The more I read about the infrastructure being (and already) built in the Netherlands I am convinced that our approach is not going to work.
From the article:
It was opened 61 years ago and it still qualifies as exceptional cycling infrastructure: the bicycle roundabout in Arnhem at Airborne Square. The Netherlands has several so-called ‘bear pits’; cycle roundabouts at a lower level than the intersection for motor traffic. This was the second one, modelled after the example of Utrecht (which was opened in 1943). One of the other examples can be found in Eindhoven, and a brand new one was recently built in Sint-Michielsgestel.
There are at least two things that are clear indicators that we do not understand what will make our infrastructure safest:
- FAQ Cycling In Amsterdam (PDF)
- We are building on-street bike lanes (for the most part) on streets where the speed differential between bicycles and cars is insanely large. In Amsterdam the on-street bike lane is reserved for streets where the maximum speed for all vehicles is 30 kph.
- The remainder of the bulk of bike infrastructure is dedicated ‘cycle tracks‘. These are bikeways that do not share space with automobiles at all. On fact this roundabout is clear evidence that often such ‘cycle tracks‘ are on an entirely different level than motor vehicles traffic.
When you are as conservative as the Dutch are about their bike infrastructure you can understand why they have so few accidents. But the difference between what they have and what we have is more ‘not so much about absenting cars from the road‘, but rather about carving out a niche for cyclists that is wholly other.
I believe the nuance here is significant. It goes to the heart of the matter of dealing with transportation. When you are willing to pay for what is essentially a network of bicycle ‘superhighways‘ you end up an entirely different look and feel to the topography of the bicycle landscape.

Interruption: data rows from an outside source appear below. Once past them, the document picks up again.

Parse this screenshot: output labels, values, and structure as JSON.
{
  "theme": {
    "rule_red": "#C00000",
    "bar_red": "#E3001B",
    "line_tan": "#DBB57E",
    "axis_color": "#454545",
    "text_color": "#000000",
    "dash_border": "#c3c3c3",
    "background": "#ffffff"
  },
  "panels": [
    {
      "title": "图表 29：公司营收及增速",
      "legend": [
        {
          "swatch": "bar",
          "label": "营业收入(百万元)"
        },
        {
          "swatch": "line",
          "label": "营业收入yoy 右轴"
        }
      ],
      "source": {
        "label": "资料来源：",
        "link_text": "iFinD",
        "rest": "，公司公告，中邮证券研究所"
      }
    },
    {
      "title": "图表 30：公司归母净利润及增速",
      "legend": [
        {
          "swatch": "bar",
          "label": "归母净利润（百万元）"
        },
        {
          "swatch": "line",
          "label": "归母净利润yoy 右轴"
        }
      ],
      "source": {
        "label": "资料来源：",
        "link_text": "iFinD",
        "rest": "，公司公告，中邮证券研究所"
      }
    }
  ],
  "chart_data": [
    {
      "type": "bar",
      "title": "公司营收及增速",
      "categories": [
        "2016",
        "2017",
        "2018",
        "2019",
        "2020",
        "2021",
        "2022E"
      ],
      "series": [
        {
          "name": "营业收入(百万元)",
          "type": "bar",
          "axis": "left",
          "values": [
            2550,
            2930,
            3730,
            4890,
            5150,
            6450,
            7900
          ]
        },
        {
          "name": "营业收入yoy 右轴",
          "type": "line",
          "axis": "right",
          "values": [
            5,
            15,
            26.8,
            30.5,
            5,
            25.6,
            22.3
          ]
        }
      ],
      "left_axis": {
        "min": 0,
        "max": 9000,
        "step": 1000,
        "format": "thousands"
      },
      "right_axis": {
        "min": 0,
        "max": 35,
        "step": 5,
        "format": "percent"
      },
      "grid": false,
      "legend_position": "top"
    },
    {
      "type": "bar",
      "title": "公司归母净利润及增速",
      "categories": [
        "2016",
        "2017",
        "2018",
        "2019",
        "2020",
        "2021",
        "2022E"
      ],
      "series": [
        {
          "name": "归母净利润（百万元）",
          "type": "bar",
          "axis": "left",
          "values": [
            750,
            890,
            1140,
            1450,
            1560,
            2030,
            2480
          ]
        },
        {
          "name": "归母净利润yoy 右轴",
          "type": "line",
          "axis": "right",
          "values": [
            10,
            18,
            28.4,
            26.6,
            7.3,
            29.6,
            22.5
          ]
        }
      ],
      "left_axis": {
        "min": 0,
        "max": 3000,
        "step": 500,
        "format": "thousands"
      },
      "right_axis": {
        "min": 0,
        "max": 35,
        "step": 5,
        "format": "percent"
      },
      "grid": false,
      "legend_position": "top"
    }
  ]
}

For instance these floating rings that are built in the Dutch countryside that serve as interchanges for cycle tracks intersecting from various places is not some sort of ‘shoe horning‘ process. You do not get that kind of infrastructure out of a can of green paint and a box of PVC bollards. We should be ashamed of ourselves for accepting anything less than honest-to-goodness Dutch-style infrastructure.
But out problem is that we are frantic about getting something, anything done before the money being doled out begins to be counted. But the real problem is not that funding might be pulled, but rather that after a few more years of this ‘slipshod‘ approach followed up by lackluster data results we are going to have to answer for our contention that bicycle infrastructure makes everyone safer.
Clearly what we are building is nothing like what is being built and evidently has been built in Amsterdam for nearly 6 decades! Our so-called Urban Cycling Community is likely going to take one of two approaches to the bad news which will inevitably follow all of this fruitless infrastructure creation:
- They will do what they did with the last round of ‘bad news‘ from the Governors’ Report and ‘blame the messenger‘. And if that ploy does not work…
- There will be finger pointing at either the municipal DOTs where this crappy infrastructure was situated or better yet…
- The blame will be shifted to the state DOTs where distance makes the confrontation a bit less personally devastating.